Ce qui se passe en Ukraine constitue la plus grande violation du principe d’intégrité territoriale de notre temps. Du bombardement des civils à l’enlèvement et à la déportation d’enfants, les violations du droit international par la Russie sont innombrables.
La sécurité de l’Europe et du monde entier est désormais menacée. Vladimir Poutine cherche à créer un précédent qui bouleverserait les règles du système international, autorisant chacun à envahir son voisin en toute impunité. En se banalisant, cette brutalité risque de compromettre la paix mondiale. La guerre en Ukraine dépassant les frontières de l’Europe, le monde entier est frappé par cette tentative de « poutinisation ». La Corée du Nord exploite sa relation avec la Russie pour affûter ses armes dans le but de déstabiliser le reste de l’Asie, notamment son voisin du Sud. L’Iran se durcit en fournissant à la Russie drones et missiles, sans abandonner son programme nucléaire, au détriment de la stabilité dans toute la région.
La France et le Royaume-Uni, deux nations fondatrices de l’ONU et membres permanents du Conseil de sécurité, lutteront sans relâche contre cette campagne de « poutinisation ». Le passé nous l’enseigne : les relations internationales doivent reposer sur la justice. Aucune paix juste et durable ne peut être obtenue par la violence ou par la force.

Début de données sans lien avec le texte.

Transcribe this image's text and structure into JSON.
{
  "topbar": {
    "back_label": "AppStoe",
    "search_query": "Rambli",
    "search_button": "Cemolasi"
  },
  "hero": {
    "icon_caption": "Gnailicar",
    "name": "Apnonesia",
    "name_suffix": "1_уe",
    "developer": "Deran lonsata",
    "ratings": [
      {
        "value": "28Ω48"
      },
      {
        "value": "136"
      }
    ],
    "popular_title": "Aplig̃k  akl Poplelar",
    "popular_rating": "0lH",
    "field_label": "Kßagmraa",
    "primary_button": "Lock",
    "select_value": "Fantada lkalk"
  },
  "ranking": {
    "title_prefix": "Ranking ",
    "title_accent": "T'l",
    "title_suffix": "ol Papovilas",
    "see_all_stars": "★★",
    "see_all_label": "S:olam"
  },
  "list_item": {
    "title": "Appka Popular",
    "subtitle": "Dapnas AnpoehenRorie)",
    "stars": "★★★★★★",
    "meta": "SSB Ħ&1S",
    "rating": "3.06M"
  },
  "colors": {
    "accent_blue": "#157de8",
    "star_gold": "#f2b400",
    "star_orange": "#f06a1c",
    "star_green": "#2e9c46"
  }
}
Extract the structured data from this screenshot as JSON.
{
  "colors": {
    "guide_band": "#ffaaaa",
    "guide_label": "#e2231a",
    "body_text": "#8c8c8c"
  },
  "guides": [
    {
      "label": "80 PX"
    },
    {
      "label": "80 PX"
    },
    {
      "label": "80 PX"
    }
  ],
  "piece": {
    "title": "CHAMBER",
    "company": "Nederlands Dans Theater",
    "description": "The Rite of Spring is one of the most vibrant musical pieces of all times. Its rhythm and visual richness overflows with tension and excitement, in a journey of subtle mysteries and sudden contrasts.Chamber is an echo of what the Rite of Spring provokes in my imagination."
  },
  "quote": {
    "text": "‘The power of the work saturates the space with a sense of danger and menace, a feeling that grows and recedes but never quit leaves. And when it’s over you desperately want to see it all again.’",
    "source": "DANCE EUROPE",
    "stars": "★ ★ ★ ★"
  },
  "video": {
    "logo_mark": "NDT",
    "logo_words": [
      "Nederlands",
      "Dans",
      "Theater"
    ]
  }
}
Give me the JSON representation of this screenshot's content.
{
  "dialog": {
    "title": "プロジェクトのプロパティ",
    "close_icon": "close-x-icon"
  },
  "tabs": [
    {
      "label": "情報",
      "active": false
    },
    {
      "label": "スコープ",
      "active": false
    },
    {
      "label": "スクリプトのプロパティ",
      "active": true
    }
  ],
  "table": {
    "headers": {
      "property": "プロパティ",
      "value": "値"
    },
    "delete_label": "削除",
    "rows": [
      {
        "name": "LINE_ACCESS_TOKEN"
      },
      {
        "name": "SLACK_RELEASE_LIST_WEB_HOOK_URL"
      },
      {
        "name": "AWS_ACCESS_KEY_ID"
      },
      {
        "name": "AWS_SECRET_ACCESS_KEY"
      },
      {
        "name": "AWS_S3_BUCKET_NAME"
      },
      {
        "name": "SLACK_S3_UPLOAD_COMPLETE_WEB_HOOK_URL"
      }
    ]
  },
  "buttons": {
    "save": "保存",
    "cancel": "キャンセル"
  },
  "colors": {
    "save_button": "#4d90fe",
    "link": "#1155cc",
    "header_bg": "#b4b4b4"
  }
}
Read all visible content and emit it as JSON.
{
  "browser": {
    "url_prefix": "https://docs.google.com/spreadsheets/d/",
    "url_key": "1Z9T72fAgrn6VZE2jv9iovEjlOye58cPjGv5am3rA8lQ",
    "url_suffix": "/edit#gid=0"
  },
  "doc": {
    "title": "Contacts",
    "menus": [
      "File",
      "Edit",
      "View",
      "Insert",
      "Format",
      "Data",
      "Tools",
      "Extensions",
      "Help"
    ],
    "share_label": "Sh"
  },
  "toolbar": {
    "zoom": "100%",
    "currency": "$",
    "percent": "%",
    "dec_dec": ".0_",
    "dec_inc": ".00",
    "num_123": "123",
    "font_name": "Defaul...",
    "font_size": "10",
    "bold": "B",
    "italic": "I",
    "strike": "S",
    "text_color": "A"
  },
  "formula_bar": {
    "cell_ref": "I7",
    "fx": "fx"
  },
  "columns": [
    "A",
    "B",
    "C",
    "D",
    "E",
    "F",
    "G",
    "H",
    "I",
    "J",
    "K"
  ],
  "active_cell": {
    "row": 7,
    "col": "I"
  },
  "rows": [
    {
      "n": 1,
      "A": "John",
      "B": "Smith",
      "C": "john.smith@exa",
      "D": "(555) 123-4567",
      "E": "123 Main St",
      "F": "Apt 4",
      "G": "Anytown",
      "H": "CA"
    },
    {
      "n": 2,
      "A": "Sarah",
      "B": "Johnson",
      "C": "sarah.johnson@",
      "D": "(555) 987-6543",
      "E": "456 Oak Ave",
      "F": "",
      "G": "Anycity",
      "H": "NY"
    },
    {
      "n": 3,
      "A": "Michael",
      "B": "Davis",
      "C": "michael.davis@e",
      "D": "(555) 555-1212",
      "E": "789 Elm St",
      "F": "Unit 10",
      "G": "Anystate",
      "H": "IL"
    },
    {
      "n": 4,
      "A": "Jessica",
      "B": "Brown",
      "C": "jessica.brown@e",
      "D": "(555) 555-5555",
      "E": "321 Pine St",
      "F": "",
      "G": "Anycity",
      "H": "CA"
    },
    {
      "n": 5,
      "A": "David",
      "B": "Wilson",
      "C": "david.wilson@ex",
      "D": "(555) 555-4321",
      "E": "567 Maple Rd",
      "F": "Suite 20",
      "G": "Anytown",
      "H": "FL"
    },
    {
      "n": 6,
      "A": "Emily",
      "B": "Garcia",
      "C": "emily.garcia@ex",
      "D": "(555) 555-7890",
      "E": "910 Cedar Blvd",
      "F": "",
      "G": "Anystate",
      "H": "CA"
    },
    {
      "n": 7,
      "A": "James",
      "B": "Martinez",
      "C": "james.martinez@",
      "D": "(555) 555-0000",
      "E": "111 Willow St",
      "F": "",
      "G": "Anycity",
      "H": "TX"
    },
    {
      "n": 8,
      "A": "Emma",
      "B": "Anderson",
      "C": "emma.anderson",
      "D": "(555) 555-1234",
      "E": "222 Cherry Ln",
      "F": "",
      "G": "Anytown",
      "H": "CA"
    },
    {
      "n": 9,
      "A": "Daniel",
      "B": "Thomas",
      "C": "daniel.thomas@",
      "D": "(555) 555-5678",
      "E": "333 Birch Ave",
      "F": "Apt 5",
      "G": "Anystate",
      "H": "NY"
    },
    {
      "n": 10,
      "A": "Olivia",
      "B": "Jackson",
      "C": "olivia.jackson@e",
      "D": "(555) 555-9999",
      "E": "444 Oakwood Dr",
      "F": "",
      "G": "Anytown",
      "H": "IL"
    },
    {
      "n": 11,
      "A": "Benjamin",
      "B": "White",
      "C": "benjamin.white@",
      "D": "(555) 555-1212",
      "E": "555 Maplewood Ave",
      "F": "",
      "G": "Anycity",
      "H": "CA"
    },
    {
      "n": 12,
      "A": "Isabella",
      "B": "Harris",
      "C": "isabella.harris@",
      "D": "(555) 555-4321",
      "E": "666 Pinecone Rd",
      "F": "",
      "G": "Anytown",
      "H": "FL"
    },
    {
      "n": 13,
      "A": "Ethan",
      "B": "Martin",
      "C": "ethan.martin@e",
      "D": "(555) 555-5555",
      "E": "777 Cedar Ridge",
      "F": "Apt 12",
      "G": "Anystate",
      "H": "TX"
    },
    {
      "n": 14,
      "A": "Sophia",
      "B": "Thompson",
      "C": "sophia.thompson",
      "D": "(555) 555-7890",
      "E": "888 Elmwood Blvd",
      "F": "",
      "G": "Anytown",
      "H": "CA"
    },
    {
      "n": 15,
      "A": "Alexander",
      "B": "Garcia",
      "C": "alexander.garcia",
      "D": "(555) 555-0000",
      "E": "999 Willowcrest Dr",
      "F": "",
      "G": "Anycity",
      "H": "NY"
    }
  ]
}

Ainsi, nous avons condamné les attentats terroristes barbares perpétrés par le Hamas et d’autres groupes terroristes le 7 octobre 2023 et nous avons sanctionné leurs auteurs. Nous continuons d’appeler à un cessez-le-feu à Gaza, à la libération de tous les otages, au renforcement de l’aide humanitaire et à l’arrêt des activités violentes des colons en Cisjordanie, dans l’intérêt des Israéliens et des Palestiniens. La question palestinienne ne se réglera pas tant qu’une solution à deux États, assortie d’une reconnaissance mutuelle et de garanties de sécurité, ne sera pas mise en oeuvre.
Seule la diplomatie permettra de faire advenir la paix et la sécurité en Israël et au Liban. Nous appelons à un cessez-le-feu immédiat et à une solution politique conforme aux principes de la résolution 1701 du Conseil de sécurité des Nations unies, et réitérons notre plein soutien à la Finul. La poursuite des violences, les pertes civiles et les déplacements de populations qu’elles provoquent risquent de plonger le pays et la région dans le chaos.
Face à toutes les crises, nos deux pays sont unis en faveur du droit international humanitaire. Nous l’avons encore prouvé cette semaine en défendant une résolution du Conseil de sécurité des Nations unies pour la protection des civils au Soudan, théâtre d’une crise sans précédent. La Russie, seule nation à avoir mis son veto, a catégoriquement rejeté cette résolution.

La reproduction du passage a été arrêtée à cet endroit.